Now that people are talking about compulsory this and that, let them not forget that you can make things compulsory as long as they are within the confines of a minimum sum. Anything excessive will invite rotten eggs and anger.
Now, what is minimum sum? This is an illusive figure that varies according to one's pocket, lifestyle and appetite. The $120k figure being used is a ridiculous figure to many people who hardly see $5k in their savings in their whole life.
The premises for a compulsory saving scheme after 55 should include a clearer definition of what is minimum. A useful number should be the $300 pm that the govt is giving to the destitutes. This should form the basis of minimum sum. Compulsory saving should work upwards from this number. The people are not saving to eat in restaurants. Such luxury should be voluntary and be left to those who can afford them. Many will do well eating in hawker stalls or cooking for themselves.

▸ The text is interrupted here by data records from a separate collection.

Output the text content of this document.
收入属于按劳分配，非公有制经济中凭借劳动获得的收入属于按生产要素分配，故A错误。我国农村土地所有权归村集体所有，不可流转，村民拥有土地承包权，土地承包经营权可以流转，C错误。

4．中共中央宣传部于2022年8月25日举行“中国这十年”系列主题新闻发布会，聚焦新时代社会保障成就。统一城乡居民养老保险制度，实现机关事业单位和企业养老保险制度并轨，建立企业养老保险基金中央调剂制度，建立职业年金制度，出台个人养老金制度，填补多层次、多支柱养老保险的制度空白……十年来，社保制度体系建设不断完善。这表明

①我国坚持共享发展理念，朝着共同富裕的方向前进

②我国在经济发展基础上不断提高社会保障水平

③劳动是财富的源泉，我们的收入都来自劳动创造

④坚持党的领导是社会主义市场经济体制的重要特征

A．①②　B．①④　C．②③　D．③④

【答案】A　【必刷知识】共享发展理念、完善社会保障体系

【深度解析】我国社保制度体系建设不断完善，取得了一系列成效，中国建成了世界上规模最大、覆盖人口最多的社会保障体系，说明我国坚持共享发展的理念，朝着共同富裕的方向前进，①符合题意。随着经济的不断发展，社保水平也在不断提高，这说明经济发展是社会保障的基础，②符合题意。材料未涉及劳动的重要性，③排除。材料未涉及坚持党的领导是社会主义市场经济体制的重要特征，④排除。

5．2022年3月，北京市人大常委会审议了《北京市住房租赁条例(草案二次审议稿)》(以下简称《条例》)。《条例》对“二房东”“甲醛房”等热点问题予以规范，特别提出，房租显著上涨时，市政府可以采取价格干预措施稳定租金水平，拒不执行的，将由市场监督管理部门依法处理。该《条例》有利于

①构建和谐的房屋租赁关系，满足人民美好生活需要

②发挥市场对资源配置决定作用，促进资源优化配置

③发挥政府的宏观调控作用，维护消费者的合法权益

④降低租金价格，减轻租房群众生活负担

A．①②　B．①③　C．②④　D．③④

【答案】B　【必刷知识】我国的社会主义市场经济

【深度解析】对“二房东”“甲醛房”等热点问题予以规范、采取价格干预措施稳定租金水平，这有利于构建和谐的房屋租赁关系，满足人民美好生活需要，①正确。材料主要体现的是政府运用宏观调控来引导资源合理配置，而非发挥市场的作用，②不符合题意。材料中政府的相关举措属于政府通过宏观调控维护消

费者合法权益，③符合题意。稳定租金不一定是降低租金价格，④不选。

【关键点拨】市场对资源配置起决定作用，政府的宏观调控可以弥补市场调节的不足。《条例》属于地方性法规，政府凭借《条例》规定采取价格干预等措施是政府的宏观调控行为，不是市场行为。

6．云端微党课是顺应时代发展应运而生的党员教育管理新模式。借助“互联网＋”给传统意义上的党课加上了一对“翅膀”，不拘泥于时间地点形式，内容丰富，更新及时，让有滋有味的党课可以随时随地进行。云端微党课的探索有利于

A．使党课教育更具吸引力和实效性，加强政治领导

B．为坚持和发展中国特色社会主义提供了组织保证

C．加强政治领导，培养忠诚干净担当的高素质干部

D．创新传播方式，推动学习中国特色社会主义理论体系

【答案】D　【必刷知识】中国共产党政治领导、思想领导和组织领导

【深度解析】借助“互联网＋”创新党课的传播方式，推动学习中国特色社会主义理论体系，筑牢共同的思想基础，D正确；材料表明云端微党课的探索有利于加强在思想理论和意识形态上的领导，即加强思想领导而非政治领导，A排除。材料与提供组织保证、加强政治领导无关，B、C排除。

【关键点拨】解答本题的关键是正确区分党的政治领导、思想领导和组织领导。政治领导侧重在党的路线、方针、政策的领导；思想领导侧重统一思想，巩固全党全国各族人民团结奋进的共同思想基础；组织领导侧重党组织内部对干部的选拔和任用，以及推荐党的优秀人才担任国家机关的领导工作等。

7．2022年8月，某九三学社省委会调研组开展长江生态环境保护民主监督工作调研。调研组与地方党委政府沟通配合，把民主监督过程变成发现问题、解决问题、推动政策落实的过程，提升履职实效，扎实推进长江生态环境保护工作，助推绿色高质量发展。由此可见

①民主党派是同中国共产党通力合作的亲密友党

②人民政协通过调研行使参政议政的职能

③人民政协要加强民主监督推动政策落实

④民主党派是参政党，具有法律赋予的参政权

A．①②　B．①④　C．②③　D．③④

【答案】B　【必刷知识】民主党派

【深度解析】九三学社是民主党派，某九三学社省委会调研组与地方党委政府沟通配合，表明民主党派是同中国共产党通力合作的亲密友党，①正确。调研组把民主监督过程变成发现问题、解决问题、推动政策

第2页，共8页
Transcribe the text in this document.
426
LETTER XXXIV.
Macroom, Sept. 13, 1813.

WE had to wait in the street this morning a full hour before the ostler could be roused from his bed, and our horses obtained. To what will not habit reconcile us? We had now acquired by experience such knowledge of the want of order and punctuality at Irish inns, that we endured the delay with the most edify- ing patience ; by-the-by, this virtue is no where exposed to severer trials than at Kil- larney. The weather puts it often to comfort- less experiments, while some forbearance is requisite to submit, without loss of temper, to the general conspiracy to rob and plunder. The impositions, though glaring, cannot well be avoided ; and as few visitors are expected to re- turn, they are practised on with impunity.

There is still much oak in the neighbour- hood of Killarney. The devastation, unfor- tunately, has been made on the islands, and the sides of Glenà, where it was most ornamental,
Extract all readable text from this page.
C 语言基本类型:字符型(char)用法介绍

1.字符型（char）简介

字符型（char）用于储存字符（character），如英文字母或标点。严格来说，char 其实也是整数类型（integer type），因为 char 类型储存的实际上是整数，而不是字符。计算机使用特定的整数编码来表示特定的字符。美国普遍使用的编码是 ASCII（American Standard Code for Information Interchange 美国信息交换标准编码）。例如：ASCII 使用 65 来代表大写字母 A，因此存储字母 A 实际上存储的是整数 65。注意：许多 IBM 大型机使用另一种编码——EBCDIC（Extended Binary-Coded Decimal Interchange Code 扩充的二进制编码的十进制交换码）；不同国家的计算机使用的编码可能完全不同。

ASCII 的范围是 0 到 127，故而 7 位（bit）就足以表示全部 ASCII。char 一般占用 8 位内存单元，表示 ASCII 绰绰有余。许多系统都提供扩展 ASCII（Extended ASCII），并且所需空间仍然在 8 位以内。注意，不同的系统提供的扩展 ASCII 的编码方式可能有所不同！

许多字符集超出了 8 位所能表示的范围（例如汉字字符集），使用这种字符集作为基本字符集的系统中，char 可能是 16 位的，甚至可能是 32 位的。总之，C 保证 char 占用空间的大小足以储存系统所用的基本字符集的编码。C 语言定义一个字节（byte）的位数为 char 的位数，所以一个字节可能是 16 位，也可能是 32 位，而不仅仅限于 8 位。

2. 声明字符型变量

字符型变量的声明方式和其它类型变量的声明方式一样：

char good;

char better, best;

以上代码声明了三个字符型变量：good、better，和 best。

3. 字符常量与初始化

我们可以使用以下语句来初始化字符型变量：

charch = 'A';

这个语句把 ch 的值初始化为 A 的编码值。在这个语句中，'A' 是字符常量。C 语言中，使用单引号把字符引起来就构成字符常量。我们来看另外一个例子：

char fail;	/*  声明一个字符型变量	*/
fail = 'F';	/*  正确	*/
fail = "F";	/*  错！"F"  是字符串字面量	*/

The next factor is a 20 year time frame, ie 62 to 82. Forcing people to save after 82 is ass talk. By 82, the bulk of the people would have gone. The remaining few if still needed state assistance would not be too much a burden for the state to bear. $300 pm or less.
Whether it is annuity or to leave the sum in the CPF should be optional.
And for those who wanted to save $120k or $300k in their CPF, by all means. The people must be allowed the option to opt for more savings to be left in their CPF at 55. The compulsion part should only be for the minimum sum, using $300 pm as the starting point for computation.
For people who are working beyond 62, the minimum sum can be lowered proportionately and not increased. Who's the idiot who said the longer one works, the more must be saved? The above should be some of the basic premises to compute the minimum savings needed for the aged.
As I am not paid for this, this is as far as I am prepared to offer. Let those who are being paid in millions to think of something more realistic and workable. They are not paid that kind of money for nothing.
The higher one is being paid, the greater is the expectation. No more slipshod solutions. They must justify the supertalent pay that they are being paid for.
Subscribe to:
Post Comments (Atom)
4 comments:
If you are FORCED to pay a sum of money, for reasons determined not by you by by The State, then that payment—you may call it what you want, but the fact still remains—in reality is a TAX.
Whether or not you get the full 100% benefit of your "sacrifice" is not up to you either.
Paying serveral millions for our leaders, yet they can't come out a better way to solve. The big problem lied on our government link investment company where are answerable to the fxxk Share holder & each of the Top managements so called bustard who wanted to save cost inorder to boot up more profits so as to have better profit sharing + huge bonuses, therefore retrenchment of so called high income local older staffs & replaced by cheap forigners or force local staff to take up low houring rates as cheap foreigners labour are taking. An good example are the keppel fel etc.
Now old peoples are expected to work longer but the getting 3rd world salary at world class nation. Their CPF are even extended, this old peoples pay are hard to meet month end so when the hell do they have extra saving beside cpf & worst till who will hire old people unless government link investment company set a lead as an example.
I am quite happy with the men in charge, I think they did great. The CPF issues will in time to come be set right. But the poor, old and sick as singapore's pioneers deserve more. We have everything here except compassion.
who said no compassion here? you have my sympathy. i can empathise with your pain.
ok, what's next? holiday in the caribean or dinner in the alps?